Sycamore Partners is engaged in negotiations to divest Boots for approximately $10 billion, with competing bidders reported to include the Canadian arm of the Weston family and Australia's Sigma Healthcare, according to people familiar with the matter.
The private equity group acquired control of Boots last year as part of a larger $23.7 billion transaction that purchased the parent company, Walgreens Boots Alliance. Conversations with potential buyers began prior to Easter, and a sale would halt the previously advanced plans for a London initial public offering of the UK health and beauty retailer.
The Weston family's Canadian branch is in talks to acquire Boots. That branch operates supermarket chain Loblaws and pharmacy chain Shoppers Drug Mart through Wittington Investments. Separately, another branch of the Weston family in Britain is known to hold a stake in Associated British Foods, giving it control of the Primark apparel chain - a factual detail about the family's broader retail holdings.
Sigma Healthcare, which is listed on the Australian Securities Exchange and carries a reported market value of A$33.7 billion (about $17.8 billion), is participating in the bidding as part of an international expansion strategy. The company completed a A$5.8 billion merger with Chemist Warehouse Group last year, and it entered the UK market last month through a joint venture with GreenLight Healthcare.
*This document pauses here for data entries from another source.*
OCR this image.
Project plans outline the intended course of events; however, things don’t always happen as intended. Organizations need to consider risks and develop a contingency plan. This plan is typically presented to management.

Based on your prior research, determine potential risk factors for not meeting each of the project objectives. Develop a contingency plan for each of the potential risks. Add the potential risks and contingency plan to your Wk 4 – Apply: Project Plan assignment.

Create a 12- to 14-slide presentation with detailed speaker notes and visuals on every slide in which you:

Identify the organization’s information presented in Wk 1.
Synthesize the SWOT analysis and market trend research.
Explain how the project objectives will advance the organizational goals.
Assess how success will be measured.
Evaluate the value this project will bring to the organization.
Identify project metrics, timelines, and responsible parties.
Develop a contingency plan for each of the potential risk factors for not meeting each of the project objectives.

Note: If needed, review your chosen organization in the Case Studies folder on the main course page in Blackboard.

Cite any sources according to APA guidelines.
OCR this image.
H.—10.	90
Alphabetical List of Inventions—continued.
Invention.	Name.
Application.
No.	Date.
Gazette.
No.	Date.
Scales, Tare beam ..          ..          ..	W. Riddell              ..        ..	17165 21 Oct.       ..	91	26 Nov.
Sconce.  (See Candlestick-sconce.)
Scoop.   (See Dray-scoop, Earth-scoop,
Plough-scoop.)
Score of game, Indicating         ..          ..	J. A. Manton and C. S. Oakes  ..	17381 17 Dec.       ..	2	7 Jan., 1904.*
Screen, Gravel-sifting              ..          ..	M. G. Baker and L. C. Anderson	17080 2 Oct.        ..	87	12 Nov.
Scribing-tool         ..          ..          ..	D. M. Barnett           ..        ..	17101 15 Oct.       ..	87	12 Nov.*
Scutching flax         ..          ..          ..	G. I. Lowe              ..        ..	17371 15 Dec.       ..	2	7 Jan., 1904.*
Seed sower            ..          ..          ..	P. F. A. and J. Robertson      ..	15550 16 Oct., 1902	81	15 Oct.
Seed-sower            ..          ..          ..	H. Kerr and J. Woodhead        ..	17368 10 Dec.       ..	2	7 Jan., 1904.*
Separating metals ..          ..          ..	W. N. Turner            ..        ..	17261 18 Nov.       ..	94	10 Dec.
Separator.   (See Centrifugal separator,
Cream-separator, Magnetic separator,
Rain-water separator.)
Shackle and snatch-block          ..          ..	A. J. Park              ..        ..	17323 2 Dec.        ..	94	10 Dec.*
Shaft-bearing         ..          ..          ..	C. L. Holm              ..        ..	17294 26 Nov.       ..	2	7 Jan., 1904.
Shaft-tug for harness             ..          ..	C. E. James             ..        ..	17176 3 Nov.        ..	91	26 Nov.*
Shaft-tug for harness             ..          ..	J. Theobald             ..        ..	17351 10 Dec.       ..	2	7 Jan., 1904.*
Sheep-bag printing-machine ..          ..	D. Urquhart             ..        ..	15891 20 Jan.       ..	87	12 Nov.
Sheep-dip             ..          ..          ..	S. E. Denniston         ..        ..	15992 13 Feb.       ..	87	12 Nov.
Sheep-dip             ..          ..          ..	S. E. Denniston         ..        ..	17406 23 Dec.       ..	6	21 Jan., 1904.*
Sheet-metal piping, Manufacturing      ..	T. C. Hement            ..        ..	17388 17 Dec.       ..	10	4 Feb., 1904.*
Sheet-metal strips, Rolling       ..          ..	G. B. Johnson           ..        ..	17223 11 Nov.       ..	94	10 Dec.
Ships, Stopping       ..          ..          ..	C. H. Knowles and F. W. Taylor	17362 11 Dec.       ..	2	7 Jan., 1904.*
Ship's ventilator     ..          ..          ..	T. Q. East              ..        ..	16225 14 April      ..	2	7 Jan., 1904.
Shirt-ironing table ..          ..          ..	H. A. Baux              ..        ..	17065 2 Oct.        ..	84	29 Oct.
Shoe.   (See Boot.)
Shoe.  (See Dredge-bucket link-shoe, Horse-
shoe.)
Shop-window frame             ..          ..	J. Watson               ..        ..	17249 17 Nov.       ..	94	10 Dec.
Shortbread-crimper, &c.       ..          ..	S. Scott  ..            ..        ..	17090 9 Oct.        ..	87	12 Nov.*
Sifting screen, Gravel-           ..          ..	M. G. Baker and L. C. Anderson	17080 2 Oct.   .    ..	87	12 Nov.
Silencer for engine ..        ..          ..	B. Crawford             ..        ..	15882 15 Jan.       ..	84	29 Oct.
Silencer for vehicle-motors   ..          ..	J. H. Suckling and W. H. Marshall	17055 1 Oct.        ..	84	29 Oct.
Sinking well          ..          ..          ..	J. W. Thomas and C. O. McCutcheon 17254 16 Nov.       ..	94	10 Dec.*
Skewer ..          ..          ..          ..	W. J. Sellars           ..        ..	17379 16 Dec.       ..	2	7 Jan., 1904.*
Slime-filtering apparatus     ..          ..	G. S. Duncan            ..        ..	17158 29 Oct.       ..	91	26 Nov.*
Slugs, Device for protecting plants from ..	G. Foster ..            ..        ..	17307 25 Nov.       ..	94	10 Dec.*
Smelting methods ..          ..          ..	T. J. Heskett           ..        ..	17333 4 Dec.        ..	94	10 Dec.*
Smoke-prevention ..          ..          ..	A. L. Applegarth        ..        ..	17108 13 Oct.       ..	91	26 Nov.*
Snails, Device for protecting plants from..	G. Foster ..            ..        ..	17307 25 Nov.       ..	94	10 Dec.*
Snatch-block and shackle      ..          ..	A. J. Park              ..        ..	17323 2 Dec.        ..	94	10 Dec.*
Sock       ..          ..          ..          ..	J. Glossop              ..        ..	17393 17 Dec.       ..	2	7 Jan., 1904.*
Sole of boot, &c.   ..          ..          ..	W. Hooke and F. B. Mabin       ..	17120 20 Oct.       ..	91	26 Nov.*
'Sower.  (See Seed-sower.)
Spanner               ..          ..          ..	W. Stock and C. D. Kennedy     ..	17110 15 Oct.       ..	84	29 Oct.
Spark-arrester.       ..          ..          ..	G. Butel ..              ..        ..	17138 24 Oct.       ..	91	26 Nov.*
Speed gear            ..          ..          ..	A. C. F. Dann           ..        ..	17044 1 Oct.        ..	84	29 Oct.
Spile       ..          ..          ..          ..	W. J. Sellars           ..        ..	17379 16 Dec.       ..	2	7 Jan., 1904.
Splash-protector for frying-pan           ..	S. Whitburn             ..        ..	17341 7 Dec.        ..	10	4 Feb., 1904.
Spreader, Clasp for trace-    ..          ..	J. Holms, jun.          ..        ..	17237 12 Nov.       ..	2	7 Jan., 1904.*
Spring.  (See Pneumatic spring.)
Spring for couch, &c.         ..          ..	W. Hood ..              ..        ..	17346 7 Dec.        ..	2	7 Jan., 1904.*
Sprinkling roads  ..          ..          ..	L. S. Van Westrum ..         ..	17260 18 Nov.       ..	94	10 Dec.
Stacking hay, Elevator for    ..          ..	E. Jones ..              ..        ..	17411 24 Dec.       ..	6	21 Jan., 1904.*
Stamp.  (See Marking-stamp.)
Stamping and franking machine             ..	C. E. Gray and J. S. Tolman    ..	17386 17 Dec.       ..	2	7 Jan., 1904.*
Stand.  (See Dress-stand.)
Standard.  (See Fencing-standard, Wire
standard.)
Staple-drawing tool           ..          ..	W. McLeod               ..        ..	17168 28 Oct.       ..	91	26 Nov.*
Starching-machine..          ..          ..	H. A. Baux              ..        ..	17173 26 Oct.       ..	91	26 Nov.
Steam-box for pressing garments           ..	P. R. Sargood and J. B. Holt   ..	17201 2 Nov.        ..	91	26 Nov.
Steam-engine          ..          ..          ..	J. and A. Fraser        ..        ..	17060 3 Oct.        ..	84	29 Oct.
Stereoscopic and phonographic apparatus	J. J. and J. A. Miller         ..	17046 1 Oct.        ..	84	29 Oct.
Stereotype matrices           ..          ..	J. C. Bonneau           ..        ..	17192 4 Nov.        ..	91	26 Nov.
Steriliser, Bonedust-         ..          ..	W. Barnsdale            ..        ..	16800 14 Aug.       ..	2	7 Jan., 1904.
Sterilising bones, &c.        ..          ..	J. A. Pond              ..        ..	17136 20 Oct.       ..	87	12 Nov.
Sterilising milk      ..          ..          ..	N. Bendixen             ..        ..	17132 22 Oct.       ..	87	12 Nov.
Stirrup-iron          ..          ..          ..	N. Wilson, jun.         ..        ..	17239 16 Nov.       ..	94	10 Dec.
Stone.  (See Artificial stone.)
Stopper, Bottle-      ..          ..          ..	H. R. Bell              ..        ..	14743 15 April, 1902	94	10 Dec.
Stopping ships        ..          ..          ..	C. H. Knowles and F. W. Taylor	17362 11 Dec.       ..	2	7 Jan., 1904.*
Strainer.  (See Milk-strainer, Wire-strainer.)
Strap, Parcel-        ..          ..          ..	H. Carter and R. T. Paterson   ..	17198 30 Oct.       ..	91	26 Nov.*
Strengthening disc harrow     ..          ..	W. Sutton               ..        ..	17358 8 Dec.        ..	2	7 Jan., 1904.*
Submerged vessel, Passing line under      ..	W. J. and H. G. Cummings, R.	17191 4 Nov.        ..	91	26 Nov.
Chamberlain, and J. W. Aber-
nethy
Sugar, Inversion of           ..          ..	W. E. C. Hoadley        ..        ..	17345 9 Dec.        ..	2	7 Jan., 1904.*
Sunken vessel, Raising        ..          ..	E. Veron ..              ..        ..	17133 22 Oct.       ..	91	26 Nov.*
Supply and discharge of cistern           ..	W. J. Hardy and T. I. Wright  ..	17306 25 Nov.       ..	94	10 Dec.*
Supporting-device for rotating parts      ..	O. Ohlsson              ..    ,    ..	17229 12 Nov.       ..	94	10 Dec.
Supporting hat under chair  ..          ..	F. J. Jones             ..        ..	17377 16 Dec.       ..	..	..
GreenLight operates 22 pharmacies in and around London.
Those involved in the talks began approaching potential buyers before the Easter holiday period. If a transaction is agreed, it would supplant the route of taking Boots public in London.
Context and implications
- Sycamore Partners' purchase of Boots' parent through a $23.7 billion deal last year established its current control of the retail chain.
- The Weston family's Canadian operations include major grocery and pharmacy banners, while a British branch of the family holds retail interests via Associated British Foods.
- Sigma Healthcare's recent deals and its UK joint venture indicate a strategic push beyond Australia.
Details about the negotiations and the identities of all interested parties remain limited to those described by people familiar with the discussions. No sale has been announced, and timelines for any transaction were not disclosed in the available information.